La memoria non funziona come una cinepresa, ma come una macchina fotografica. Che cosa sono i nostri ricordi se non fotogrammi le cui sequenze, spesso incontrollabili, ci lasciano di stucco? Per quale motivo la memoria sceglie di rendere un momento indimenticabile e di passarne sotto silenzio un altro? A causa della nostra razionalità? Delle nostre convinzioni? O piuttosto, il romanziere è un flaneur che obbedisce solo al suo imperativo estetico? Al suo senso della bellezza che lo spinge a camminare da un souvenir all’altro?

Massimo Rizzante ha scritto questa splendida intuizione su come funziona la memoria nella postfazione che chiude il volume di Topografia (appena ripubblicato da Rina edizioni), romanzo frammentario spettrale scritto da Sylvie Richterovà, un’altra perla dal valore inestimabile pescata dal fondale della letteratura novecentesca mitteleuropea.
Oltre i facili parallelismi che si potrebbero fare tra le due opere, mi colpisce l’intuizione di Rizzante: c’è una corrispondenza tra l’espressione della Memoria e il medium fotografico – come anche nello sguardo stesso del fotografo, aggiungo.
Tendenzialmente non sarei d’accordo nell’escludere il cinema dal ragionamento, anzi, mi piacerebbe includere qualsiasi forma espressiva. Nonostante ciò, capisco cosa vuole intendere Rizzante e perché sviluppa il discorso a partire dalla Fotografia e anzi proprio dalla macchina fotografica. Mi sembra come se si riferisse all’estetica che si è sviluppata a partire dai limiti del mezzo fotografico, soprattutto nei primi decenni. In questo senso, sì, la fotografia è fantasmagorica come la memoria umana.
«Ci ricordiamo di singoli incontri e situazioni, spesso casuali, di immagini che per qualche motivo hanno attirato la nostra attenzione e non ci hanno più lasciato» scrive Pollack in uno dei primi frammenti di Topografia della memoria, «Il viso di Jozef Parigal», nel quale ragiona intorno a certe dinamiche della fotografia a partire dalle capacità del noto fotografo Chris Niedenthal che lo ha accompagnato durante diversi servizi. Un vero e proprio omaggio, potremmo dire, che mette in luce diverse corrispondenze tra il modo che abbiamo di «fare memoria» – di nuovo – e fotografare. E a quel punto non ha importanza quando sia stata scattata una certa fotografia, il volto di un uomo può raccontare una storia millenaria, persino l’intera Storia dell’umanità.

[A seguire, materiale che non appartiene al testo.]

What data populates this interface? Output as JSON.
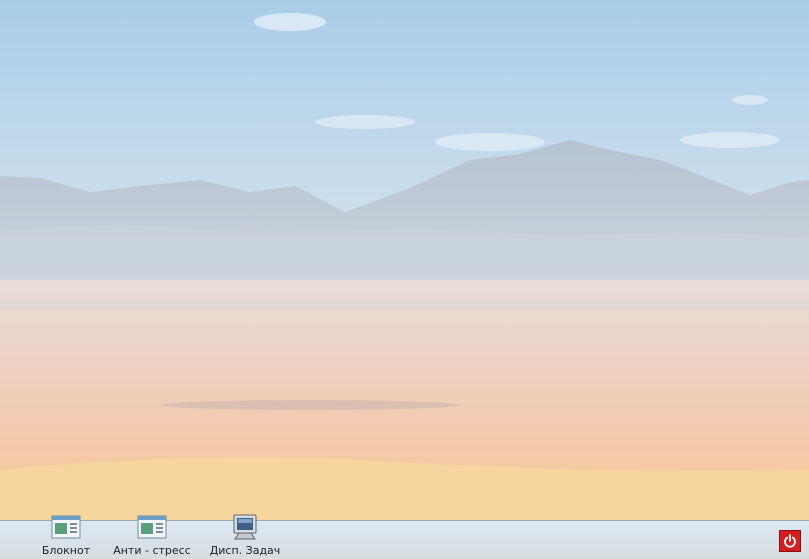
{
  "taskbar": {
    "items": [
      {
        "label": "Блокнот",
        "icon": "notepad-icon"
      },
      {
        "label": "Анти - стресс",
        "icon": "notepad-icon"
      },
      {
        "label": "Дисп. Задач",
        "icon": "monitor-icon"
      }
    ],
    "power_icon": "power-icon"
  },
  "colors": {
    "sky": "#c9dcec",
    "mountains": "#aebdcc",
    "desert": "#f2c9a8",
    "power_button": "#d21f1f"
  }
}
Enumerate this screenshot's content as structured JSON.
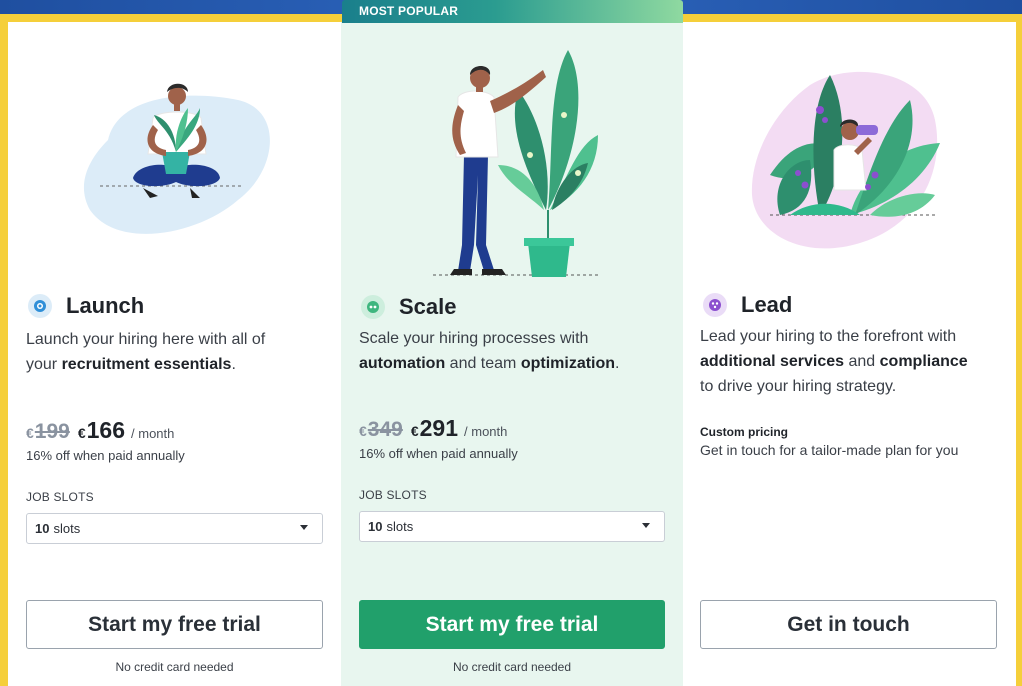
{
  "ribbon": {
    "label": "MOST POPULAR"
  },
  "plans": [
    {
      "name": "Launch",
      "desc_1": "Launch your hiring here with all of",
      "desc_2a": "your ",
      "desc_2b": "recruitment essentials",
      "desc_2c": ".",
      "currency": "€",
      "old_price": "199",
      "new_price": "166",
      "per": "/ month",
      "discount": "16% off when paid annually",
      "slots_label": "JOB SLOTS",
      "slots_value": "10",
      "slots_unit": "slots",
      "cta": "Start my free trial",
      "note": "No credit card needed",
      "icon": "target-icon",
      "icon_color": "#2f8fd8"
    },
    {
      "name": "Scale",
      "desc_1": "Scale your hiring processes with",
      "desc_2a": "automation",
      "desc_2b": " and team ",
      "desc_2c": "optimization",
      "desc_2d": ".",
      "currency": "€",
      "old_price": "349",
      "new_price": "291",
      "per": "/ month",
      "discount": "16% off when paid annually",
      "slots_label": "JOB SLOTS",
      "slots_value": "10",
      "slots_unit": "slots",
      "cta": "Start my free trial",
      "note": "No credit card needed",
      "icon": "dots-icon",
      "icon_color": "#3fb67f"
    },
    {
      "name": "Lead",
      "desc_1": "Lead your hiring to the forefront with",
      "desc_2a": "additional services",
      "desc_2b": " and ",
      "desc_2c": "compliance",
      "desc_3": "to drive your hiring strategy.",
      "custom_title": "Custom pricing",
      "custom_sub": "Get in touch for a tailor-made plan for you",
      "cta": "Get in touch",
      "icon": "grid-dots-icon",
      "icon_color": "#8c4fcf"
    }
  ],
  "colors": {
    "accent_green": "#21a06b",
    "frame_yellow": "#f5cf3a",
    "top_blue": "#2a61b8",
    "mid_bg": "#e8f6ef"
  }
}
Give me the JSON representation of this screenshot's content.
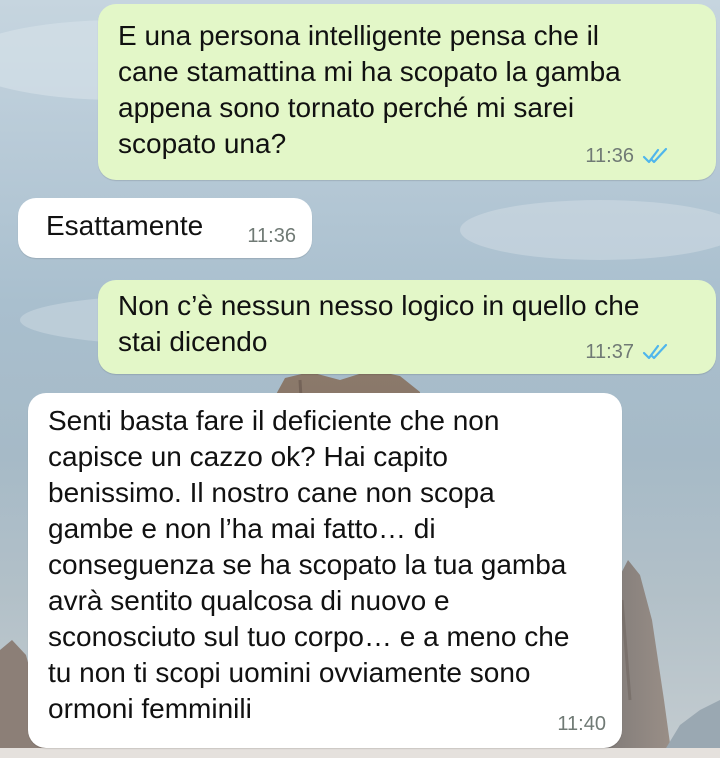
{
  "conversation": {
    "messages": [
      {
        "direction": "outgoing",
        "text": "E una persona intelligente pensa che il\ncane stamattina mi ha scopato la gamba\nappena sono tornato perché mi sarei\nscopato una?",
        "time": "11:36",
        "status": "read"
      },
      {
        "direction": "incoming",
        "text": "Esattamente",
        "time": "11:36"
      },
      {
        "direction": "outgoing",
        "text": "Non c’è nessun nesso logico in quello che\nstai dicendo",
        "time": "11:37",
        "status": "read"
      },
      {
        "direction": "incoming",
        "text": "Senti basta fare il deficiente che non\ncapisce un cazzo ok? Hai capito\nbenissimo. Il nostro cane non scopa\ngambe e non l’ha mai fatto… di\nconseguenza se ha scopato la tua gamba\navrà sentito qualcosa di nuovo e\nsconosciuto sul tuo corpo… e a meno che\ntu non ti scopi uomini ovviamente sono\normoni femminili",
        "time": "11:40"
      }
    ]
  },
  "colors": {
    "outgoing_bubble": "#e3f7c8",
    "incoming_bubble": "#ffffff",
    "read_ticks": "#4fb6ec",
    "timestamp": "#707a75"
  },
  "icons": {
    "read_status": "double-check-icon"
  }
}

Ciò vale anche per alcune fotografie scattate allora, fotografie che evocano una realtà ben più vasta di quella espressa dalla situazione contingente. Ci commuovono e ci inquietano ancora oggi, benché gli eventi siano trascorsi da tempo, passati, qualche volta pressoché dimenticati, ma le emozioni e gli stati d’animo che trovano espressione in quelle immagini continuano a essere validi. Raccontano storie che non hanno affatto perso la loro attualità.

 

Lo Sconosciuto 

Per Martin Pollack il tema centrale – che è anche il motivo che risuona nel modo che ha di raccontare le sue storie – è uno dei più classici, forse il più esplorato e primigenio: i Padri.
Il padre naturale di Martin Pollack, che conobbe a malapena, era stato nelle SS, nell’SD e nella Gestapo, e la sua storia è raccontata nel libro già citato Il morto nel bunker e lo ritroviamo nella maggior parte dei suoi scritti; in Topografia della memoria a un certo punto appare un breve ragionamento intorno a questa figura che percorre costantemente le pagine di Pollack: «Mio padre, lo Sconosciuto». «Cosa significa per me questo padre che non ho mai avuto vicino, con cui non ho mai fatto una passeggiata, né un discorso, che non mi ha mai sgridato», si chiede Pollack, trascinandoci in una dimensione estremamente intima, dove la testimonianza si sostituisce all’indagine. E questo attaccamento, questa affezione all’oggetto della narrazione, ci restituisce l’immagine fotografica perfetta che ci colpisce tutti: «Mio padre fu un estraneo per me, ma rimane mio padre, e di questo devo prendere atto, che mi piaccia o no». Voglio dire: chi non ha dovuto affrontare la figura del padre – o meglio dei padri: di chi ci ha preceduto, dei nostri genitori in generale. Per Pollack l’immagine del padre – che si fa palesemente simbolo – è proprio la Storia, è proprio il passato, ciò che ci ha resi chi siamo oggi, il materiale su cui lavorare.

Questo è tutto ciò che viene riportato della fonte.